A colleague of mine has recently got into a semi-serious relationship with a gal he’s been seeing for about six months. The problem is that his best mate is female and he’s started to feel a bit funny about hanging around with Best Mate Gal on his own because he doesn’t want to upset his New Lady. New Lady hasn’t said anything and she gets along brilliantly with Best Mate Gal but my friend just can’t shake the feeling that it’s all a bit weird. Personally I think he’s being a touch paranoid but it got me thinking about the maintenance of opposite sex friendships while in relationships.
It’s always been a bit of a mystery to me that the date on which you form a friendship can have such a strange impact on your romantic relationships.
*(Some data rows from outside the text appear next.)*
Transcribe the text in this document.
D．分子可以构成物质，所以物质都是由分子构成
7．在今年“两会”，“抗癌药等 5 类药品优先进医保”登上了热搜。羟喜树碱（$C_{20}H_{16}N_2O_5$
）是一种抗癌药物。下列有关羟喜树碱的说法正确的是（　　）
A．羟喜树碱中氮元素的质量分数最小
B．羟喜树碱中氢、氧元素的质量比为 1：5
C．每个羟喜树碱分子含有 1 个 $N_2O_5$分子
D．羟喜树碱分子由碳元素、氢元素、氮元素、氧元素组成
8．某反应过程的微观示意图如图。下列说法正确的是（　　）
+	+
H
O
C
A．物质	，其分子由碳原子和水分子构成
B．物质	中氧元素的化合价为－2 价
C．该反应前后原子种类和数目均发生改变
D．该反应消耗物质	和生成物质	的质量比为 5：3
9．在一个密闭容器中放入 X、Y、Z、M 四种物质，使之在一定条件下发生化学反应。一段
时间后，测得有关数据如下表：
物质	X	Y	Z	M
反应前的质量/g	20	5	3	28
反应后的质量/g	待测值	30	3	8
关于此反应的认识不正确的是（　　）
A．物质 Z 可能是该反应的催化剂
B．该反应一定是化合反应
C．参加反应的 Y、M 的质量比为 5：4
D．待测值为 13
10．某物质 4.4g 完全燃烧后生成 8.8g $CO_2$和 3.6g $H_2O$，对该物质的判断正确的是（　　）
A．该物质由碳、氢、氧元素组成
In my relationship, existing friendships are completely fine. I have several very close male friends that have been a part of my life forever and I casually have private dinners with them on a regular basis. Some of these men are married, some are single. Mr Smaggle has a few female friends from high school and whenever they’re in town he goes off to dinner with them, happily leaving me at home.
However, I suspect that if Mr Smaggle all of a sudden had a new female friend and started having one on one catch ups with her regularly, I wouldn’t exactly be thrilled. I also can’t see him being terribly pleased if I had a brand new man friend that started occupying all my time. There seems to be something about the longevity of a previously formed friendship that provides a certain immunity to jealousy. I guess the unofficial theory is that if you’ve had a seemingly platonic friend for such a length of time then surely the opportunity to hook up with this person has been presented and then either denied or regretfully acted upon. Otherwise you’d obviously be happily married to this magic friend but you’re not, so there’s nothing to worry about. However a brand new friendship has a certain air of the unnecessary about it, particularly if the friendship is exclusive.
Unlike my colleague, I have no guilty conscious when it comes to spending time with my old mates but I tend to tread more carefully with newer man friends. I’m not entirely sure why but it appears that any truly meaningful friendships that I have with men were almost exclusively formed years before I even met Mr Smaggle. It’s all a bit interesting isn’t it?
I’d love to hear your thoughts on this, particularly if this has ever been an issue for you. What do you think?
Is it harder to maintain opposite sex (or same sex as the case may be) friendships when you’re in a relationship?
* I apologise for writing this in hetero-normative language. I always make an effort to write relationship articles with neutral sexual orientation language but it just got too damn messy in this one.